Женщина-зима - стр. 32
Володька смотрел на нее с интересом, но ей казалось – он плохо понимает, что именно она говорит.
– Как же ты пришла? – наконец с улыбкой поинтересовался Володька. – Как ты это повезешь одна?
– На санках.
– Две фляги? Да ты что? Да как тебя Павел пустил? У него же машина!
– Ему на машине некогда, а я на саночках, потихоньку, по ровной дороге…
Володька головой покачал. Они вышли во двор. Он взял ее за руку и повел в дом. При этом он говорил:
– Сейчас отец масла накачает, а мы чаю попьем. Я ведь сто лет тебя не видел. У матушки моей варенье абрикосовое, знаешь какое? Ого-го…

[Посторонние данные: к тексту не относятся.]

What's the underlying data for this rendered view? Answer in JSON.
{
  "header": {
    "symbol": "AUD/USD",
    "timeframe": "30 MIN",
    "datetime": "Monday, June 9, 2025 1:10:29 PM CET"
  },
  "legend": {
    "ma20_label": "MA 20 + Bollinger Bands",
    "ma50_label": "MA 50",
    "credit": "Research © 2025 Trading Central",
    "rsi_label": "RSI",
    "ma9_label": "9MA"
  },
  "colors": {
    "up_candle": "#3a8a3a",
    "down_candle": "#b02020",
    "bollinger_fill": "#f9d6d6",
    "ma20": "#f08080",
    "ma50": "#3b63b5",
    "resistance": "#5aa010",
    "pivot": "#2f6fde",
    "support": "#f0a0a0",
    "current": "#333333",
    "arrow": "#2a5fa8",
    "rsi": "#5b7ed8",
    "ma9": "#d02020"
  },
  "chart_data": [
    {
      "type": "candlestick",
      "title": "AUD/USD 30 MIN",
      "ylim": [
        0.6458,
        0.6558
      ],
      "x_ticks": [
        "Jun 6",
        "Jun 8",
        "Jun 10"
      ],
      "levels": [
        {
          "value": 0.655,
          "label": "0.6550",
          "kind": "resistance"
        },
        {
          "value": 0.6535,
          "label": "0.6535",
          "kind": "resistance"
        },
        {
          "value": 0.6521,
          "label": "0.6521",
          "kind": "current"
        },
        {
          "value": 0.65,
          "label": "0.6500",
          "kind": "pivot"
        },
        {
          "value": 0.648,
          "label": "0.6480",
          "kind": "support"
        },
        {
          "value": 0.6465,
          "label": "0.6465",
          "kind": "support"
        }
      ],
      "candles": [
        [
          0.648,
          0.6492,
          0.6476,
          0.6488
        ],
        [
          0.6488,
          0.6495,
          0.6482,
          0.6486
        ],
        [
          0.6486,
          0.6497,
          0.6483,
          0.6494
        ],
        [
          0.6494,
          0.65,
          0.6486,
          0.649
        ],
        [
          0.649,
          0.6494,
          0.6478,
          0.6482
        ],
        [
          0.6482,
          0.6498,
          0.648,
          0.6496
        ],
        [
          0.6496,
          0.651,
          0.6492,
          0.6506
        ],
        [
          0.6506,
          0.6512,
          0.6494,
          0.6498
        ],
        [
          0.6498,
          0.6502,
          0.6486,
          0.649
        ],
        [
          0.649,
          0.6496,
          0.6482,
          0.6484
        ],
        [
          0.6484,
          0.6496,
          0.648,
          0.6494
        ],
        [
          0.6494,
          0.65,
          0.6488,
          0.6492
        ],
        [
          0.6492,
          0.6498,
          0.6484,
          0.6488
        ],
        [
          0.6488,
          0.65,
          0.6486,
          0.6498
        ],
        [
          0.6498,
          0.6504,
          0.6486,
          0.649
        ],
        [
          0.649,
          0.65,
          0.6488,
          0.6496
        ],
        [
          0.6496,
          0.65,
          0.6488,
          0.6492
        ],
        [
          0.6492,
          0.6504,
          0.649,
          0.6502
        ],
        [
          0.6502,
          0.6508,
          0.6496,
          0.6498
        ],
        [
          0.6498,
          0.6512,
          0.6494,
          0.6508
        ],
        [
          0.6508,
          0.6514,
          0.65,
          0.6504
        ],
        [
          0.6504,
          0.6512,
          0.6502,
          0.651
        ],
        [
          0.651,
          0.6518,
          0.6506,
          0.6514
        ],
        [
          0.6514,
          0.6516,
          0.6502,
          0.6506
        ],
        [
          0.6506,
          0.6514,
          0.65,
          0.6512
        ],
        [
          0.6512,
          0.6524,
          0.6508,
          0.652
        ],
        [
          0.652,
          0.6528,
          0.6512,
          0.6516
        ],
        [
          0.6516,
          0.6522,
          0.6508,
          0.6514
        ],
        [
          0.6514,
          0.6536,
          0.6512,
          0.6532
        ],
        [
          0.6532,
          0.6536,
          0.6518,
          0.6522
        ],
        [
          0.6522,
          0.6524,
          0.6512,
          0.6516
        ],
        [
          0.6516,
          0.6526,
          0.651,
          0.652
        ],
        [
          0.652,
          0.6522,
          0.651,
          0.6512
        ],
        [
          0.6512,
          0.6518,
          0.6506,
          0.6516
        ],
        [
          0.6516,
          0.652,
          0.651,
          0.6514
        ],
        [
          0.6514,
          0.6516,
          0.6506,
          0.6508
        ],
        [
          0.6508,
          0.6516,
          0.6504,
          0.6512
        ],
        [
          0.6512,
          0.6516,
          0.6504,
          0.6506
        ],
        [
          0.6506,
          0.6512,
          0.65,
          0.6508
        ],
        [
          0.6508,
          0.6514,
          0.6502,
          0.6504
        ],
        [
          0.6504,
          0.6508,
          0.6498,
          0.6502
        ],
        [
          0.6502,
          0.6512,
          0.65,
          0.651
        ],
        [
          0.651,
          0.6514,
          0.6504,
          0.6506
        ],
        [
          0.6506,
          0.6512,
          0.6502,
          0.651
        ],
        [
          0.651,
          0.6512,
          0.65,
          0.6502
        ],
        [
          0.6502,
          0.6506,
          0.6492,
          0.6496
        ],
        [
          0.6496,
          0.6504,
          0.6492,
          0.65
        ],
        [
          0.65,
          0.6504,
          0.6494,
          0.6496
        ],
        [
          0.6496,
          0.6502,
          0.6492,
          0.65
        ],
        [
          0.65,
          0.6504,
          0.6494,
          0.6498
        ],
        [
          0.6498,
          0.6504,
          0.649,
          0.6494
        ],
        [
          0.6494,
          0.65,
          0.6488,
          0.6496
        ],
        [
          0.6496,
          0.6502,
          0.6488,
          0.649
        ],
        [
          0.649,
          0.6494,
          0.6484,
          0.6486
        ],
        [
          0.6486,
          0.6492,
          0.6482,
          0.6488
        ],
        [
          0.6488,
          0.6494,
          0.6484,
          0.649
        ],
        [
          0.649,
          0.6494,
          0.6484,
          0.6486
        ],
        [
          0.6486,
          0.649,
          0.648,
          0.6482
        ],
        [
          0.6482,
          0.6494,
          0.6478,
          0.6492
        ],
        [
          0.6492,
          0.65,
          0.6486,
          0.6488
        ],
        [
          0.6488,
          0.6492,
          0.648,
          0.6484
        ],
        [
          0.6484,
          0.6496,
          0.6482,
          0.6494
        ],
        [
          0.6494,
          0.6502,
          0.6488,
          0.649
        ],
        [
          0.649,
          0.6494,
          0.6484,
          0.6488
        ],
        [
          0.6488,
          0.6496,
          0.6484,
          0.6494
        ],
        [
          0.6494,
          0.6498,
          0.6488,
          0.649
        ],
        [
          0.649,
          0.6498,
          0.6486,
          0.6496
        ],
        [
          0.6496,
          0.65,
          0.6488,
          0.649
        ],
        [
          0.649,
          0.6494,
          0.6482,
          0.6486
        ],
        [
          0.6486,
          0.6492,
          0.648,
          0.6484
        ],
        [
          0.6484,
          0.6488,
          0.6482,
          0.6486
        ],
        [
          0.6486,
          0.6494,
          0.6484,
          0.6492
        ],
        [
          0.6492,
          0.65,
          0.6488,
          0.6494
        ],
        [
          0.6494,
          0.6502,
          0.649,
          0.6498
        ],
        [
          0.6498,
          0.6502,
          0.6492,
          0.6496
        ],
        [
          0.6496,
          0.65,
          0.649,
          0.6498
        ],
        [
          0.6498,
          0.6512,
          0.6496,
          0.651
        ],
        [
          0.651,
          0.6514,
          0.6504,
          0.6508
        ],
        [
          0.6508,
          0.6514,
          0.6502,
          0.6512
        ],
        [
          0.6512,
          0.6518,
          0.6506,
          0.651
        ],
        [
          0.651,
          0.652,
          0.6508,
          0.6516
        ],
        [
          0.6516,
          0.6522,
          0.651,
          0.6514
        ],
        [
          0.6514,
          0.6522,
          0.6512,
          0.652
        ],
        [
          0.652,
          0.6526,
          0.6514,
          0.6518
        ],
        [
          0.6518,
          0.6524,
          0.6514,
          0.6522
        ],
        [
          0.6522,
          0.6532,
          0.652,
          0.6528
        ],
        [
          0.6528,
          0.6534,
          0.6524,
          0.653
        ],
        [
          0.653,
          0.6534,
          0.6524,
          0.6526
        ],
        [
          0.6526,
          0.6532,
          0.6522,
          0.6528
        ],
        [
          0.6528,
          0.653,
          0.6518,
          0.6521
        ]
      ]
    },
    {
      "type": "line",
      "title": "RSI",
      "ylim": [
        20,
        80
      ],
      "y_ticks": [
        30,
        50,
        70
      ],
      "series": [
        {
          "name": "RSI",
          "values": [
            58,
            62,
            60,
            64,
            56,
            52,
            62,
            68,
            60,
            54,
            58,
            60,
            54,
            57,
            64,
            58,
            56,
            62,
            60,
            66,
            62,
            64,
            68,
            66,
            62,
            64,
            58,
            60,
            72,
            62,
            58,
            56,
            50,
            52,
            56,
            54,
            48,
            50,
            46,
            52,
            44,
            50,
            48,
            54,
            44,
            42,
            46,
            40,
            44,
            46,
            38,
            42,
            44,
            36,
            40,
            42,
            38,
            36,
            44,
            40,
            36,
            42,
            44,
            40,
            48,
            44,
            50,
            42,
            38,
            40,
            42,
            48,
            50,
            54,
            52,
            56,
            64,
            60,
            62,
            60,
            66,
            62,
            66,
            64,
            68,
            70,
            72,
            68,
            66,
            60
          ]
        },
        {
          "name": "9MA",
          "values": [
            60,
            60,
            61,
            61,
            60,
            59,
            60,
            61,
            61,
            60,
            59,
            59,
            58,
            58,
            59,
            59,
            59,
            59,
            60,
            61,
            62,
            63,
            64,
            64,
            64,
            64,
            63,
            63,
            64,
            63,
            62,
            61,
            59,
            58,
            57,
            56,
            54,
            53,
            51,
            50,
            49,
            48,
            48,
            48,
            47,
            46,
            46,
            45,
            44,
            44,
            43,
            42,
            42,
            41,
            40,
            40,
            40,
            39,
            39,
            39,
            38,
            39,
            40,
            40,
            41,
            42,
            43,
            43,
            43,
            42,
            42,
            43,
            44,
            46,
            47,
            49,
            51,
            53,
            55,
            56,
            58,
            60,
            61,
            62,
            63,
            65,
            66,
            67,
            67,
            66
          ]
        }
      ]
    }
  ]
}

И снова Ирма не смогла противиться Володьке. Все выглядело очень естественно, и она не могла отказаться выпить чаю после стольких лет разлуки с товарищем по школе. И она пила чай, и Марья Ивановна хлопотала, расспрашивала, как устроились родные в Германии, и про дочку Катю. Ирма охотно говорила, как намолчавшийся досыта человек, и щеки ее от чая ли, от оладий горячих – раскраснелись. А Володька все молчал, дул в чашку и посматривал на гостью с непонятным выражением глаз. Вошел отец, объявил, что фляги готовы. Ирма засобиралась, засуетилась. Володька тоже стал одеваться, сказал, что проводит.
– Нет-нет, я сама, не надо…
Но Володька уже оделся, вывел ее в сени, по пути объясняя, что две фляги масла – тяжесть серьезная. И ни к чему ей надрываться, не стоит оно того.

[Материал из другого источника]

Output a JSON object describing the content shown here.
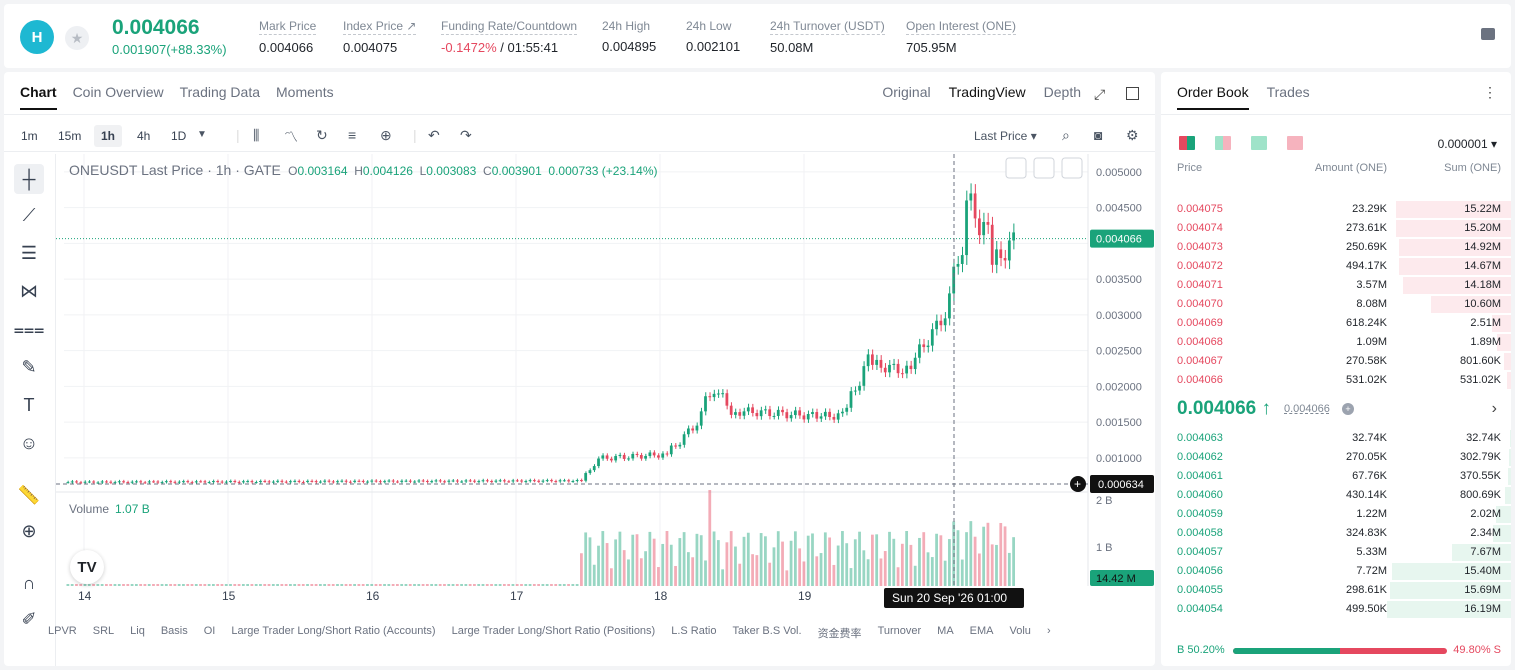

И снова все выглядело естественным и единственно верным. Ирма легко согласилась, что «не стоит оно того». Володька волшебным образом возвращал ее к самой себе, прежней. Той, какой она была до знакомства с Павлом.

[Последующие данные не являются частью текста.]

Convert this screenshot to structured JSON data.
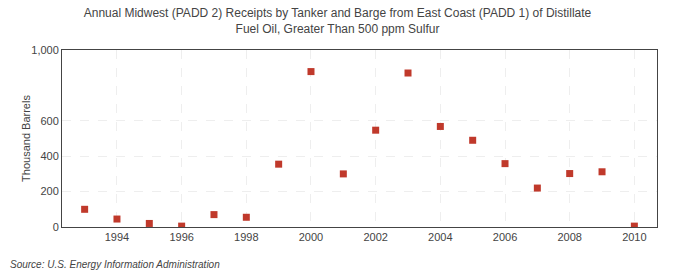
{
  "chart_data": {
    "type": "scatter",
    "title": "Annual Midwest (PADD 2) Receipts by Tanker and Barge from East Coast (PADD 1) of Distillate\nFuel Oil, Greater Than 500 ppm Sulfur",
    "ylabel": "Thousand Barrels",
    "annotations": [
      "Source: U.S. Energy Information Administration"
    ],
    "x": [
      1993,
      1994,
      1995,
      1996,
      1997,
      1998,
      1999,
      2000,
      2001,
      2002,
      2003,
      2004,
      2005,
      2006,
      2007,
      2008,
      2009,
      2010
    ],
    "values": [
      100,
      45,
      20,
      5,
      70,
      55,
      355,
      878,
      300,
      547,
      870,
      568,
      490,
      358,
      220,
      302,
      312,
      5
    ],
    "color": "#c0392b",
    "marker": "square",
    "xlim": [
      1992.3,
      2010.7
    ],
    "xticks": [
      1994,
      1996,
      1998,
      2000,
      2002,
      2004,
      2006,
      2008,
      2010
    ],
    "ylim": [
      0,
      1000
    ],
    "yticks": [
      0,
      200,
      400,
      600,
      {
        "value": 1000,
        "label": "1,000"
      }
    ],
    "grid": true
  }
}
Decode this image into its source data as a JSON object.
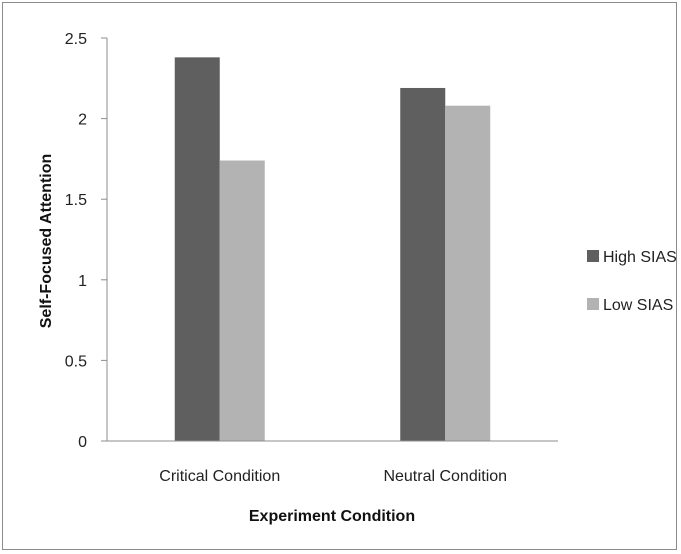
{
  "chart_data": {
    "type": "bar",
    "title": "",
    "xlabel": "Experiment Condition",
    "ylabel": "Self-Focused Attention",
    "categories": [
      "Critical Condition",
      "Neutral Condition"
    ],
    "series": [
      {
        "name": "High SIAS",
        "color": "#5f5f5f",
        "values": [
          2.38,
          2.19
        ]
      },
      {
        "name": "Low SIAS",
        "color": "#b3b3b3",
        "values": [
          1.74,
          2.08
        ]
      }
    ],
    "ylim": [
      0,
      2.5
    ],
    "yticks": [
      0,
      0.5,
      1,
      1.5,
      2,
      2.5
    ],
    "ytick_labels": [
      "0",
      "0.5",
      "1",
      "1.5",
      "2",
      "2.5"
    ],
    "grid": false,
    "legend_position": "right"
  }
}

Володька легко вез сани с флягами, шутил, смеялся. И они почему-то поехали именно той дорогой, какой она шла днем. И когда проходили мимо ее дома, Володька кивнул в сторону калитки и спросил:
– Не жалеешь, что не уехала со всеми?
Он спросил с той же улыбкой, и смех в глазах играл. Он не подозревал, что попал в ее болевую точку. Она ответила честно:
– Жалею, Володя.
– Вот как?
Он смеяться перестал, внимательно посмотрел на нее. Но она не стала ничего объяснять. Помолчали, и через некоторое время, когда уже Ирма собралась заговорить о другом, Володька сказал:
– А я не жалею.
– О чем? – не поняла Ирма.
– О том, что ты не уехала со всеми.
Теперь он не смеялся. Совершенно серьезными глазами смотрел на нее. Она нахмурилась, остановилась. Вдруг все вернулось на место. Она увидела магазин, почту, вспомнила, что в любую минуту по этой дороге может поехать Павел или пройти кто-нибудь из домашних, из соседей. Она вдруг взглянула на все другими, своими сегодняшними глазами. То, что она стоит посреди улицы с мужчиной, показалось ей ужасным преступлением. Она смешалась, заторопилась и дальше пошла одна, быстро, насколько ей это позволяли тяжелые сани. Она даже ни разу не оглянулась до самого дома – настолько ее сковал страх. Дома Ирма поднялась к себе и до прихода Павла возилась с дочкой. Здесь, дома, все чувства, неожиданно возникшие при встрече с Никитиным, уже казались глупой блажью. Она только испытывала некоторую досаду на то, что позволила Володьке увидеть ее такой – с санками, флягами, тогда как в его представлении она наверняка осталась недоступной школьной красавицей. Ни к чему было разрушать образ.